Re-storying Authority

The influence of McLuhan is pervasive in the approach Sven Birkerts takes to writing via electronic means. ("Hypertext: Of Mouse and Man" The Gutenberg Elegies)

Yet now it is computers, in one sense the very apotheosis of applied rationality, that are destabilizing the authority of the printed word and returning us, although at a different part of the spiral, to the process orientation that characterized oral cultures.
?

Not at all clear as to how a "process orientation" is incompatible with authority structures.

There is authority at play in oral cultures.

See Lesson Module 1.1C "Oral Tradition" in the Open School British Columbia resources for B.C. FIRST NATIONS STUDIES 12
https://www.openschool.bc.ca/features/samples/bcfns12_sample.pdf
In some cultures, the storyteller is the keeper of the story. In other words, certain individuals own the right to tell that story (a kind of oral copyright); only the individual who owns the right to the story can choose to whom he or she will tell it; and only the person who owns the story can give permission to someone else to re-tell it.
More on permissions …
Kaylynn TwoTrees (1997), a Lakota storyteller, taught me elements of living story. “What is the Lakota penalty for changing a story, telling a story wrong or without permission?” I asked. “It is death,” TwoTrees replied, “because the story in an oral culture is the entire living history of the community.” She stresses three aspects: First, living stories not only have relativistic temporality (i.e., bridging past and present), there are times when a story can be told (e.g., seasons). Second, living stories have a place, and places have their own story to tell. Finally, living stories have owners, and one needs permission to tell another’s story of a time or a place. This is similar to what the Navaho say about story—living embodiments of Navaho reality, living dramas, language that creates reality, not the reverse (Toelken, 1996). Not getting the story straight has its consequences; stories that were told badly by Toelken, and perhaps without permission, in the wrong place and time, were affecting his “mental and physical imbalance” (p. 55). There is a crucial point here, the idea that story is more than interpretation, and a living story transforms the “real.”

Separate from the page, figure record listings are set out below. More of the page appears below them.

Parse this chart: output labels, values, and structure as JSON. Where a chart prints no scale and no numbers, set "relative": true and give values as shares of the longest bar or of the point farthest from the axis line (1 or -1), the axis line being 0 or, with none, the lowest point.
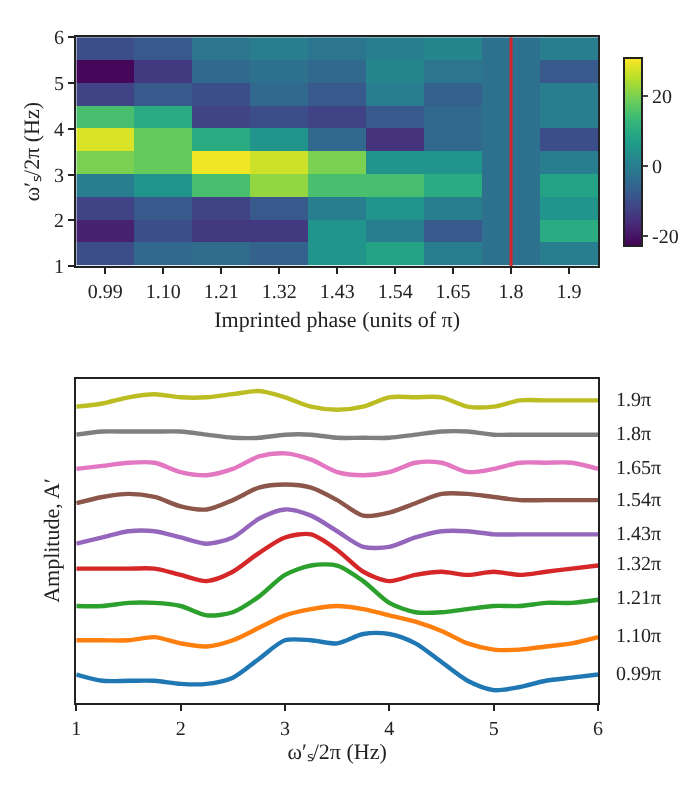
{
  "chart_data": [
    {
      "type": "heatmap",
      "xlabel": "Imprinted phase (units of π)",
      "ylabel": "ω′ₛ/2π (Hz)",
      "categories": [
        "0.99",
        "1.10",
        "1.21",
        "1.32",
        "1.43",
        "1.54",
        "1.65",
        "1.8",
        "1.9"
      ],
      "ylim": [
        1,
        6
      ],
      "yticks": [
        1,
        2,
        3,
        4,
        5,
        6
      ],
      "cells": [
        [
          -10,
          -8,
          -2,
          0,
          -2,
          0,
          2,
          -3,
          0
        ],
        [
          -22,
          -14,
          -5,
          -3,
          -5,
          2,
          -2,
          -3,
          -8
        ],
        [
          -12,
          -8,
          -10,
          -5,
          -8,
          0,
          -6,
          -3,
          0
        ],
        [
          15,
          10,
          -12,
          -10,
          -12,
          -8,
          -5,
          -3,
          0
        ],
        [
          28,
          18,
          10,
          5,
          -5,
          -15,
          -5,
          -3,
          -10
        ],
        [
          20,
          18,
          30,
          27,
          20,
          5,
          5,
          -3,
          0
        ],
        [
          0,
          5,
          15,
          22,
          15,
          15,
          10,
          -3,
          8
        ],
        [
          -12,
          -8,
          -12,
          -8,
          0,
          5,
          0,
          -3,
          5
        ],
        [
          -18,
          -10,
          -14,
          -14,
          5,
          0,
          -8,
          -3,
          10
        ],
        [
          -10,
          -5,
          -4,
          -6,
          5,
          8,
          0,
          -3,
          0
        ]
      ],
      "clim": [
        -23,
        31
      ],
      "cticks": [
        -20,
        0,
        20
      ],
      "ref_lines": [
        {
          "axis": "x",
          "value": "1.8",
          "color": "#d62728"
        }
      ]
    },
    {
      "type": "line",
      "relative": true,
      "xlabel": "ω′ₛ/2π (Hz)",
      "ylabel": "Amplitude, A′",
      "x": [
        1,
        1.25,
        1.5,
        1.75,
        2,
        2.25,
        2.5,
        2.75,
        3,
        3.25,
        3.5,
        3.75,
        4,
        4.25,
        4.5,
        4.75,
        5,
        5.25,
        5.5,
        5.75,
        6
      ],
      "xlim": [
        1,
        6
      ],
      "xticks": [
        1,
        2,
        3,
        4,
        5,
        6
      ],
      "marker": "none",
      "line_style": "solid",
      "series": [
        {
          "name": "0.99π",
          "color": "#1f77b4",
          "values": [
            0.09,
            0.07,
            0.07,
            0.07,
            0.06,
            0.06,
            0.08,
            0.14,
            0.2,
            0.2,
            0.19,
            0.22,
            0.22,
            0.19,
            0.13,
            0.07,
            0.04,
            0.05,
            0.07,
            0.08,
            0.09
          ]
        },
        {
          "name": "1.10π",
          "color": "#ff7f0e",
          "values": [
            0.2,
            0.2,
            0.2,
            0.21,
            0.19,
            0.18,
            0.2,
            0.24,
            0.28,
            0.3,
            0.31,
            0.3,
            0.28,
            0.26,
            0.23,
            0.19,
            0.17,
            0.17,
            0.18,
            0.19,
            0.21
          ]
        },
        {
          "name": "1.21π",
          "color": "#2ca02c",
          "values": [
            0.31,
            0.31,
            0.32,
            0.32,
            0.31,
            0.28,
            0.29,
            0.34,
            0.41,
            0.44,
            0.44,
            0.39,
            0.32,
            0.29,
            0.29,
            0.3,
            0.31,
            0.31,
            0.32,
            0.32,
            0.33
          ]
        },
        {
          "name": "1.32π",
          "color": "#d62728",
          "values": [
            0.43,
            0.43,
            0.43,
            0.43,
            0.41,
            0.39,
            0.42,
            0.48,
            0.53,
            0.54,
            0.49,
            0.42,
            0.39,
            0.41,
            0.42,
            0.41,
            0.42,
            0.41,
            0.42,
            0.43,
            0.44
          ]
        },
        {
          "name": "1.43π",
          "color": "#9467bd",
          "values": [
            0.51,
            0.53,
            0.55,
            0.55,
            0.53,
            0.51,
            0.53,
            0.59,
            0.62,
            0.6,
            0.55,
            0.5,
            0.5,
            0.53,
            0.55,
            0.55,
            0.54,
            0.54,
            0.54,
            0.54,
            0.54
          ]
        },
        {
          "name": "1.54π",
          "color": "#8c564b",
          "values": [
            0.64,
            0.66,
            0.67,
            0.66,
            0.63,
            0.62,
            0.65,
            0.69,
            0.7,
            0.69,
            0.65,
            0.6,
            0.61,
            0.64,
            0.67,
            0.67,
            0.66,
            0.65,
            0.65,
            0.65,
            0.65
          ]
        },
        {
          "name": "1.65π",
          "color": "#e377c2",
          "values": [
            0.75,
            0.76,
            0.77,
            0.77,
            0.74,
            0.73,
            0.75,
            0.79,
            0.8,
            0.78,
            0.74,
            0.73,
            0.74,
            0.77,
            0.77,
            0.74,
            0.75,
            0.77,
            0.77,
            0.77,
            0.75
          ]
        },
        {
          "name": "1.8π",
          "color": "#7f7f7f",
          "values": [
            0.86,
            0.87,
            0.87,
            0.87,
            0.87,
            0.86,
            0.85,
            0.85,
            0.86,
            0.86,
            0.85,
            0.85,
            0.85,
            0.86,
            0.87,
            0.87,
            0.86,
            0.86,
            0.86,
            0.86,
            0.86
          ]
        },
        {
          "name": "1.9π",
          "color": "#bcbd22",
          "values": [
            0.95,
            0.96,
            0.98,
            0.99,
            0.98,
            0.98,
            0.99,
            1,
            0.98,
            0.95,
            0.94,
            0.95,
            0.98,
            0.98,
            0.98,
            0.95,
            0.95,
            0.97,
            0.97,
            0.97,
            0.97
          ]
        }
      ]
    }
  ]
}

David M. Boje "From Wilda to Disney: Living Stories in Family and Organization Research" in Handbook of Narrative Inquiry: Mapping a Methodology edited by D. Jean Clandin
TwoTrees, Kaylynn. (1997). Stories with mind. Session presented at the April, 1997, International Academy of Business Disciplines conference, Postmodern Organization Theory Track.

Toelken, Barre. (1996). "The icebergs of folktale: Misconception, misuse, abuse". In C. L. Birch & M. A. Heckler (Eds.), Who says? Essays on pivotal issues in contemporary storytelling (pp. 35–63). Little Rock, AR: August House.

Birkets was trying to link technologies of writing to degrees of versioning and thence to construction of the position of the author. Be it computer, pen or voice, the argument for technological determination doesn't hold because there are social practices at work.